A sense of desperate celebration broke out, and as the night wore on the atmosphere in the inn’s tavern grew more and more merry. The men coming in from the docks were loudly appreciative of a pretty wench with a lovely voice and bountiful breasts. She sang sad songs about brave knights and dragons, and Kjell, certain that no one could possibly sleep in the din—though Sasha hadn’t so much as sighed—crept from the room, stationing a guard at the door with instructions not to allow anyone—or anything—inside. He walked to the moored ships, checked on the rotation of the guard, walked by the animal enclosures, and tried not to think about Lucian or the Changer who had killed him.
When a shape broke from the shadows, shrouded and slim, he half expected it, even welcomed it, and drew his blade, eager to put an end to the chase. But the shadow paused and said his name.
“Sasha,” he hissed. “What are you doing?” He strode toward her and pulled her into an alcove. The inn wasn’t far—singing and laughter were as potent as brine in the breeze—but Sasha was alone and it was dark, and danger crept around every corner and lurked in a thousand possibilities. He gripped her shoulders harder than he should, but she simply stared up at him, waiting for his anger to pass, as if she understood the fear that limned it and the sentiment that motivated it.

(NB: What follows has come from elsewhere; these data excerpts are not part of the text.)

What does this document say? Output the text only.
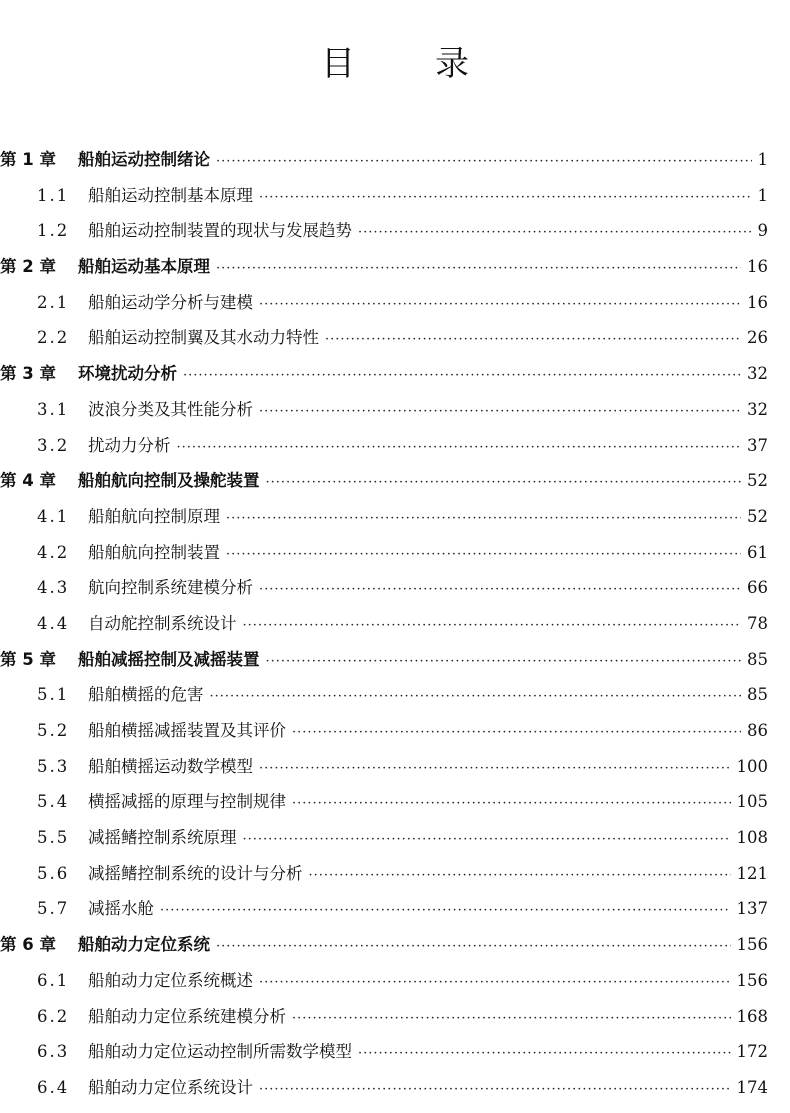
目 录
第 1 章	船舶运动控制绪论 ·····	1
1.1	船舶运动控制基本原理 ·····	1
1.2	船舶运动控制装置的现状与发展趋势 ·····	9
第 2 章	船舶运动基本原理 ·····	16
2.1	船舶运动学分析与建模 ·····	16
2.2	船舶运动控制翼及其水动力特性 ·····	26
第 3 章	环境扰动分析 ·····	32
3.1	波浪分类及其性能分析 ·····	32
3.2	扰动力分析 ·····	37
第 4 章	船舶航向控制及操舵装置 ·····	52
4.1	船舶航向控制原理 ·····	52
4.2	船舶航向控制装置 ·····	61
4.3	航向控制系统建模分析 ·····	66
4.4	自动舵控制系统设计 ·····	78
第 5 章	船舶减摇控制及减摇装置 ·····	85
5.1	船舶横摇的危害 ·····	85
5.2	船舶横摇减摇装置及其评价 ·····	86
5.3	船舶横摇运动数学模型 ·····	100
5.4	横摇减摇的原理与控制规律 ·····	105
5.5	减摇鳍控制系统原理 ·····	108
5.6	减摇鳍控制系统的设计与分析 ·····	121
5.7	减摇水舱 ·····	137
第 6 章	船舶动力定位系统 ·····	156
6.1	船舶动力定位系统概述 ·····	156
6.2	船舶动力定位系统建模分析 ·····	168
6.3	船舶动力定位运动控制所需数学模型 ·····	172
6.4	船舶动力定位系统设计 ·····	174
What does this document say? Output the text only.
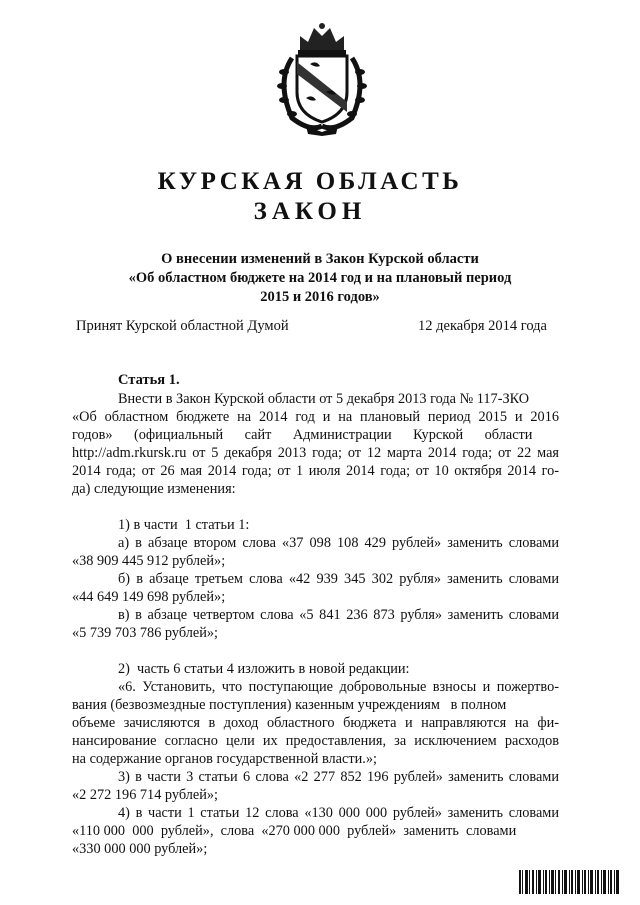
КУРСКАЯ ОБЛАСТЬ
ЗАКОН
О внесении изменений в Закон Курской области
«Об областном бюджете на 2014 год и на плановый период
2015 и 2016 годов»
Принят Курской областной Думой	12 декабря 2014 года
Статья 1.
Внести в Закон Курской области от 5 декабря 2013 года № 117-ЗКО
«Об областном бюджете на 2014 год и на плановый период 2015 и 2016
годов»      (официальный      сайт      Администрации      Курской      области
http://adm.rkursk.ru от 5 декабря 2013 года; от 12 марта 2014 года; от 22 мая
2014 года; от 26 мая 2014 года; от 1 июля 2014 года; от 10 октября 2014 го-
да) следующие изменения:
1) в части  1 статьи 1:
а) в абзаце втором слова «37 098 108 429 рублей» заменить словами
«38 909 445 912 рублей»;
б) в абзаце третьем слова «42 939 345 302 рубля» заменить словами
«44 649 149 698 рублей»;
в) в абзаце четвертом слова «5 841 236 873 рубля» заменить словами
«5 739 703 786 рублей»;
2)  часть 6 статьи 4 изложить в новой редакции:
«6. Установить, что поступающие добровольные взносы и пожертво-
вания (безвозмездные поступления) казенным учреждениям   в полном
объеме зачисляются в доход областного бюджета и направляются на фи-
нансирование согласно цели их предоставления, за исключением расходов
на содержание органов государственной власти.»;
3) в части 3 статьи 6 слова «2 277 852 196 рублей» заменить словами
«2 272 196 714 рублей»;
4) в части 1 статьи 12 слова «130 000 000 рублей» заменить словами
«110 000  000  рублей»,  слова  «270 000 000  рублей»  заменить  словами
«330 000 000 рублей»;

“Your instructions to the guard at my door were to not let anyone in. You said nothing about letting me out. And unfortunately, Captain, I outrank you.”

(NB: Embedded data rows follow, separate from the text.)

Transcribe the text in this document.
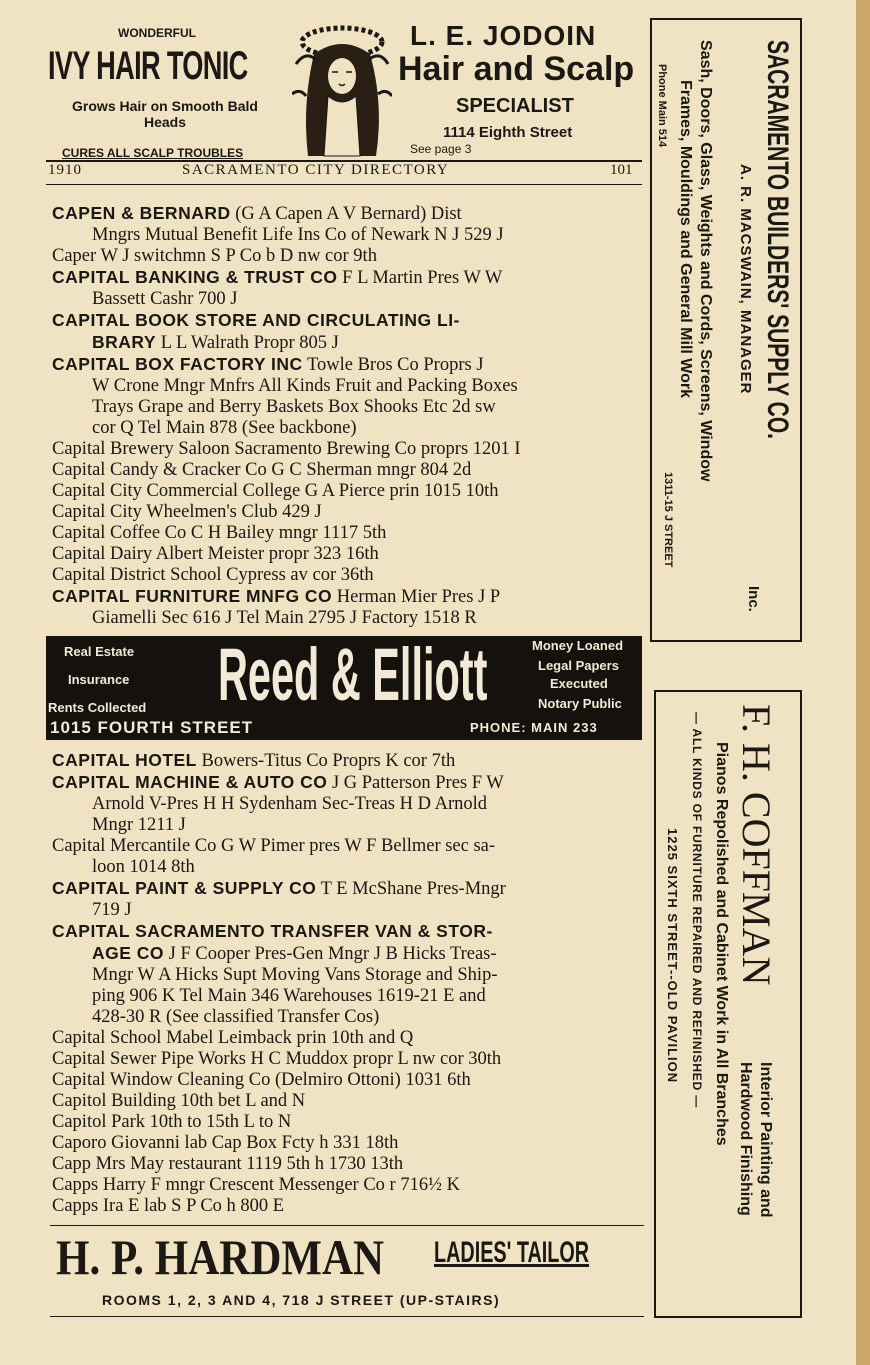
WONDERFUL
IVY HAIR TONIC
Grows Hair on Smooth Bald
Heads
CURES ALL SCALP TROUBLES
L. E. JODOIN
Hair and Scalp
SPECIALIST
1114 Eighth Street
See page 3
1910	SACRAMENTO CITY DIRECTORY	101
CAPEN & BERNARD (G A Capen A V Bernard) Dist
Mngrs Mutual Benefit Life Ins Co of Newark N J 529 J
Caper W J switchmn S P Co b D nw cor 9th
CAPITAL BANKING & TRUST CO F L Martin Pres W W
Bassett Cashr 700 J
CAPITAL BOOK STORE AND CIRCULATING LI-
BRARY L L Walrath Propr 805 J
CAPITAL BOX FACTORY INC Towle Bros Co Proprs J
W Crone Mngr Mnfrs All Kinds Fruit and Packing Boxes
Trays Grape and Berry Baskets Box Shooks Etc 2d sw
cor Q Tel Main 878 (See backbone)
Capital Brewery Saloon Sacramento Brewing Co proprs 1201 I
Capital Candy & Cracker Co G C Sherman mngr 804 2d
Capital City Commercial College G A Pierce prin 1015 10th
Capital City Wheelmen's Club 429 J
Capital Coffee Co C H Bailey mngr 1117 5th
Capital Dairy Albert Meister propr 323 16th
Capital District School Cypress av cor 36th
CAPITAL FURNITURE MNFG CO Herman Mier Pres J P
Giamelli Sec 616 J Tel Main 2795 J Factory 1518 R
Real Estate
Insurance
Rents Collected Reed & Elliott	Money Loaned
Legal Papers
Executed
Notary Public
1015 FOURTH STREET	PHONE: MAIN 233
CAPITAL HOTEL Bowers-Titus Co Proprs K cor 7th
CAPITAL MACHINE & AUTO CO J G Patterson Pres F W
Arnold V-Pres H H Sydenham Sec-Treas H D Arnold
Mngr 1211 J
Capital Mercantile Co G W Pimer pres W F Bellmer sec sa-
loon 1014 8th
CAPITAL PAINT & SUPPLY CO T E McShane Pres-Mngr
719 J
CAPITAL SACRAMENTO TRANSFER VAN & STOR-
AGE CO J F Cooper Pres-Gen Mngr J B Hicks Treas-
Mngr W A Hicks Supt Moving Vans Storage and Ship-
ping 906 K Tel Main 346 Warehouses 1619-21 E and
428-30 R (See classified Transfer Cos)
Capital School Mabel Leimback prin 10th and Q
Capital Sewer Pipe Works H C Muddox propr L nw cor 30th
Capital Window Cleaning Co (Delmiro Ottoni) 1031 6th
Capitol Building 10th bet L and N
Capitol Park 10th to 15th L to N
Caporo Giovanni lab Cap Box Fcty h 331 18th
Capp Mrs May restaurant 1119 5th h 1730 13th
Capps Harry F mngr Crescent Messenger Co r 716½ K
Capps Ira E lab S P Co h 800 E
H. P. HARDMAN LADIES' TAILOR
ROOMS 1, 2, 3 AND 4, 718 J STREET (UP-STAIRS)
SACRAMENTO BUILDERS' SUPPLY CO.
Inc.
A. R. MACSWAIN, MANAGER
Sash, Doors, Glass, Weights and Cords, Screens, Window
Frames, Mouldings and General Mill Work
Phone Main 514
1311-15 J STREET
F. H. COFFMAN
Interior Painting and
Hardwood Finishing
Pianos Repolished and Cabinet Work in All Branches
— ALL KINDS OF FURNITURE REPAIRED AND REFINISHED —
1225 SIXTH STREET--OLD PAVILION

Her words weren’t defiant but resigned, and though he dropped his hands from her shoulders, he didn’t step away. Slowly, like he was a wild creature and she didn’t want to frighten him, she took a small step and leaned into him, resting her cheek against his chest. For several seconds they breathed together, connected only where her sighs warmed his heart.
“I see no trouble here tonight, and I wanted to be with you,” she confessed.
“But you don’t see everything,” he whispered, repentant, and his arms moved of their own accord, enfolding her, his lips finding her hair.
“No. I see just enough to make everything I don’t see more confusing.”
He waited for her to expound, but she pressed her face harder into his chest, hiding her thoughts.
“Tomorrow will come, and I will have to be Queen Saoirse again and for every day after that,” she said.
“And now?” he asked, hating the hope he had no cause to feel.
“Now I am just Sasha who loves Kjell.”
He heard the surrender in her voice, and as she raised her face, his lips sought hers. She opened beneath him, welcoming his arrival. Their mouths melded and clung, tasting and torturing, jubilation flavored with loss. They withdrew only to come together again, to take just one more, and Kjell kissed her until his body raged and his lips begged for mercy.
It was Sasha who finally bowed her head, pressing her lips to his heart so they wouldn’t return to his mouth. Their bodies quaked and thrummed, denied and despairing, until short breaths became longsuffering and pounding blood became quiet questions.
“She follows—Ariel of Firi,” Sasha said.
“Yes,” he rasped. Her hands curled in his cloak.
“Why?” she asked.
“I don’t know.” He shook his head helplessly and tightened his arms. “There is something she wants.”